PUTRAJAYA, Malaysia (Reuters) – After more than a decade of experimenting, a trio of Malaysian farmers say they have found the right concoction of nutrients and treatments to successfully grow Japanese muskmelons, one of the world’s most expensive fruits.
The farmers at Malaysian company Mono Premium Melon regularly rub the melons with a soft cloth or glove, a practice called “tama-fuki” said to enhance their flavour, and play classical music over speakers in the greenhouses, which is believed to stimulate growth.
“Every single Japanese melon that you see in our farm is almost like an artpiece,” said Seh Cheng Siang, director and co-founder of Mono, at the company’s farm in Malaysia’s administrative capital Putrajaya.

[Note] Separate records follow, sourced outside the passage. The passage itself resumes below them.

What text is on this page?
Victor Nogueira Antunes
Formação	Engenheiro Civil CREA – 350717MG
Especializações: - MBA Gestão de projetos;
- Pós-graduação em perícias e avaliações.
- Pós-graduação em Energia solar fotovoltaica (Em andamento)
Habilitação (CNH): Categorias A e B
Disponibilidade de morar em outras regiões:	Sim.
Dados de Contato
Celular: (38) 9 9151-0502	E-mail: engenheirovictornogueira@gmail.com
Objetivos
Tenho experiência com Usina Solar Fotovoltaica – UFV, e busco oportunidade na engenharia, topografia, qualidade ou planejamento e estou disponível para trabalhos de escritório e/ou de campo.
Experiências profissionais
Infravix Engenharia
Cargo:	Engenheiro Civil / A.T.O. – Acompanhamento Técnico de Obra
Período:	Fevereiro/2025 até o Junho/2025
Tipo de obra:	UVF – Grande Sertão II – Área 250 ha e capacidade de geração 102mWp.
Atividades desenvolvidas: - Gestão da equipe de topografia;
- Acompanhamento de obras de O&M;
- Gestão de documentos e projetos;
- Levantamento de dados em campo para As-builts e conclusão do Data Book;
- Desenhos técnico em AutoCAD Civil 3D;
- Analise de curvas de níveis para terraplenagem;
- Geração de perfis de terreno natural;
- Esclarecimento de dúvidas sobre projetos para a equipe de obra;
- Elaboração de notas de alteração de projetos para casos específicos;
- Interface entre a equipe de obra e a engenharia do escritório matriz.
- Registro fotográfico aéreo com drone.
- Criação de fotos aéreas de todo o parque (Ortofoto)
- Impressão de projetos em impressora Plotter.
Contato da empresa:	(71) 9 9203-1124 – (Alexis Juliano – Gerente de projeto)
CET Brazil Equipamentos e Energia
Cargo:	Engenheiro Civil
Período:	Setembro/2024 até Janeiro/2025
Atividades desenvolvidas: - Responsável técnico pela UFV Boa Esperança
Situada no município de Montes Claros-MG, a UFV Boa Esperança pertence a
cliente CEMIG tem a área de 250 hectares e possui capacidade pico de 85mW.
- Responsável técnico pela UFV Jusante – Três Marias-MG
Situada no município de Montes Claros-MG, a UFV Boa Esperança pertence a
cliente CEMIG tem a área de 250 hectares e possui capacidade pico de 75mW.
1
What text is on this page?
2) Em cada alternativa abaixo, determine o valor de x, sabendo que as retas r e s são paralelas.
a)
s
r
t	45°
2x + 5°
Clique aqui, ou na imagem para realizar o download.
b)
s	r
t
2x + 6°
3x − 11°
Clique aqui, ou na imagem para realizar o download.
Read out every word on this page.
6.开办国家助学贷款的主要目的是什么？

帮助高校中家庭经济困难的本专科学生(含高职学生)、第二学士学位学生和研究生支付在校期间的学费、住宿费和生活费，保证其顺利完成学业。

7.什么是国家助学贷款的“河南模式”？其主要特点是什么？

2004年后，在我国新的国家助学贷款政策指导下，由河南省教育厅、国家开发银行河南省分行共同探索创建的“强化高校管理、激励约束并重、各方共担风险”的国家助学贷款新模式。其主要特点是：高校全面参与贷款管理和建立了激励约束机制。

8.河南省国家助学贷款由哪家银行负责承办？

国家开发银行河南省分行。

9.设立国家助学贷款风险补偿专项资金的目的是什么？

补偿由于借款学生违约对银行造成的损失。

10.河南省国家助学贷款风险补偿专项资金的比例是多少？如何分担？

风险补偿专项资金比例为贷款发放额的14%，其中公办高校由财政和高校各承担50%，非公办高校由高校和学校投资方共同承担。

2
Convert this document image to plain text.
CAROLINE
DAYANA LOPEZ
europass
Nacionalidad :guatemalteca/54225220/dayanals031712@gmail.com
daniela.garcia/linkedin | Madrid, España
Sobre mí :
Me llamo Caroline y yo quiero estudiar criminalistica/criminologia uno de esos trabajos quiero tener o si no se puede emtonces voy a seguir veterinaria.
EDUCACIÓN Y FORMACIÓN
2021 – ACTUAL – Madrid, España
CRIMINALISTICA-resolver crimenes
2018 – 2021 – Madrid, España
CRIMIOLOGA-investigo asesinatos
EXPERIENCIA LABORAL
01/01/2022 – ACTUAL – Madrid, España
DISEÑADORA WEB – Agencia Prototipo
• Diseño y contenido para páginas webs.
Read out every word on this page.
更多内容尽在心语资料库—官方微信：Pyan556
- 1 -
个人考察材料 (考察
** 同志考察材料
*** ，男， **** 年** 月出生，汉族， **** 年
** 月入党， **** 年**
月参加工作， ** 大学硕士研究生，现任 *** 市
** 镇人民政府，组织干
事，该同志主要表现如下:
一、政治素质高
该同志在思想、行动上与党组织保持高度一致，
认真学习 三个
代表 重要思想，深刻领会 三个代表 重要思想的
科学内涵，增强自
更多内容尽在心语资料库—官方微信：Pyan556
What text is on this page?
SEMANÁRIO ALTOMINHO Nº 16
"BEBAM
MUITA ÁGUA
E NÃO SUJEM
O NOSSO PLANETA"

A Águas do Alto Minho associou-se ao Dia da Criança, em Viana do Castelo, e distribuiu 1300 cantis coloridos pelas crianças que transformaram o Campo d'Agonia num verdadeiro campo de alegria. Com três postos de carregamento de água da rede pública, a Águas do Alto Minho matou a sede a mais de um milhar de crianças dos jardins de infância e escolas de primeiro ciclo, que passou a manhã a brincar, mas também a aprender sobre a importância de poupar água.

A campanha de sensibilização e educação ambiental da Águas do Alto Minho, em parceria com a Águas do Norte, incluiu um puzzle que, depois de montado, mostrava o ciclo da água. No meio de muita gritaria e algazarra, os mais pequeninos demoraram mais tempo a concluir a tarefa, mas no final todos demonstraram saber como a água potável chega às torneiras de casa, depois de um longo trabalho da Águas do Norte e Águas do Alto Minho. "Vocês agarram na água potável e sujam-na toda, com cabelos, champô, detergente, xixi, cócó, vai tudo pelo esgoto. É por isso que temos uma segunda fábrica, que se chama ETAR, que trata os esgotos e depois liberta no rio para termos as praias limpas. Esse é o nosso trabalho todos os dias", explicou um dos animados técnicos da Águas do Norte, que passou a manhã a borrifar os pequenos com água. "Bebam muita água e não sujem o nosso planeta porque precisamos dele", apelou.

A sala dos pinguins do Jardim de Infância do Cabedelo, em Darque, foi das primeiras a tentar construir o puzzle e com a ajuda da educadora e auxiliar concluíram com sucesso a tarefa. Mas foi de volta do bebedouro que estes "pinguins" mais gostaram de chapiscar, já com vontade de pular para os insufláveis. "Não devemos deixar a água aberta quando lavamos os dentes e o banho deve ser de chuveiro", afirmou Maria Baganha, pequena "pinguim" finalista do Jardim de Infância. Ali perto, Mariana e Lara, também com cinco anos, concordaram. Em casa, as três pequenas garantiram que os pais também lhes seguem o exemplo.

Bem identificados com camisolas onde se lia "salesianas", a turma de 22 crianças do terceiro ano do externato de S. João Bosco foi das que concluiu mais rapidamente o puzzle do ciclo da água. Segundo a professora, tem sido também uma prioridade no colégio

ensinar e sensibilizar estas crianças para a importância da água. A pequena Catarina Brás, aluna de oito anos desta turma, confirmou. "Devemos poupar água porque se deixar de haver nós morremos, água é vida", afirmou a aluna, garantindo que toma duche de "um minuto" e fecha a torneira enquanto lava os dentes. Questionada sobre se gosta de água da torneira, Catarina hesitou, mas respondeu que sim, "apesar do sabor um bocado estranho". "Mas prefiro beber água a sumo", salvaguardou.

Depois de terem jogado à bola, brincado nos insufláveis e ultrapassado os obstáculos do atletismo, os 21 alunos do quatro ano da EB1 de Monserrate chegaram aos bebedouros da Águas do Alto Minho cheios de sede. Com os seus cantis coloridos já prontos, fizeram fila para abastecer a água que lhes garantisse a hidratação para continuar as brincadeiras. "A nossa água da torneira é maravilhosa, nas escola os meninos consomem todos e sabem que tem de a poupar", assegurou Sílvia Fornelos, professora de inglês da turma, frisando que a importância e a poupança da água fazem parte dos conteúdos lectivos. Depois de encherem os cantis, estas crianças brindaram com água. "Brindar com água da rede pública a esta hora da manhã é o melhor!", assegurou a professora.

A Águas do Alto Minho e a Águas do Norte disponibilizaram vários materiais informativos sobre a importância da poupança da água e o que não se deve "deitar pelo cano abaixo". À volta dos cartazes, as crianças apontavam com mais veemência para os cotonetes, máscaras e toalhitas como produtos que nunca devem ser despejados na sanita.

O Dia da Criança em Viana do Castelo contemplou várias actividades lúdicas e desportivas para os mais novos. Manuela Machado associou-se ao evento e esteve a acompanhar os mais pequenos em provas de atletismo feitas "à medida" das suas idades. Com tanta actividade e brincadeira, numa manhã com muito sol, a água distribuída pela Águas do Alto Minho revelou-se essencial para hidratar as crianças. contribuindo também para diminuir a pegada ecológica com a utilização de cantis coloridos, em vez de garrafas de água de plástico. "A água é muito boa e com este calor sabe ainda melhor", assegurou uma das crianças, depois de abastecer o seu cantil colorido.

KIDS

Since the last century, farmers in Japan have been perfecting the art of cultivating these melons, which are prized for their taste and precise spherical shape, and are sold in high-end shops as luxury items.
In attempting to match this quality, the farmers have had to contend with Malaysia’s hot and humid tropical climate, a world away from the more temperate conditions in Japan.
“We have to make sure that nutrition, the watering and the fertiliser are done very consistently and precisely,” said Seh, adding that they tried growing more than 10 varieties of Japanese melon, before they found the right one.
After bringing the melon seeds in from Japan, the Malaysian farmers travelled to Japanese farms to learn the cultivation methods to try and replicate them in Malaysia.
They also used trial and error to overcome challenges such as determining the optimal composition of the nutrition given to the melon plants.
Despite these obstacles, Mono’s first batch of 200 selected melons have sold out, thanks mainly to online sales.
The melons are sold for 168 ringgit ($40.70) each, about a third of the price the Japan varieties normally go for.
“It’s pretty interesting to know that as a Malaysian, we can actually grow Japanese-grade melons in Malaysia,” said Elaine Chow, a customer who attended a recent event at the greenhouses.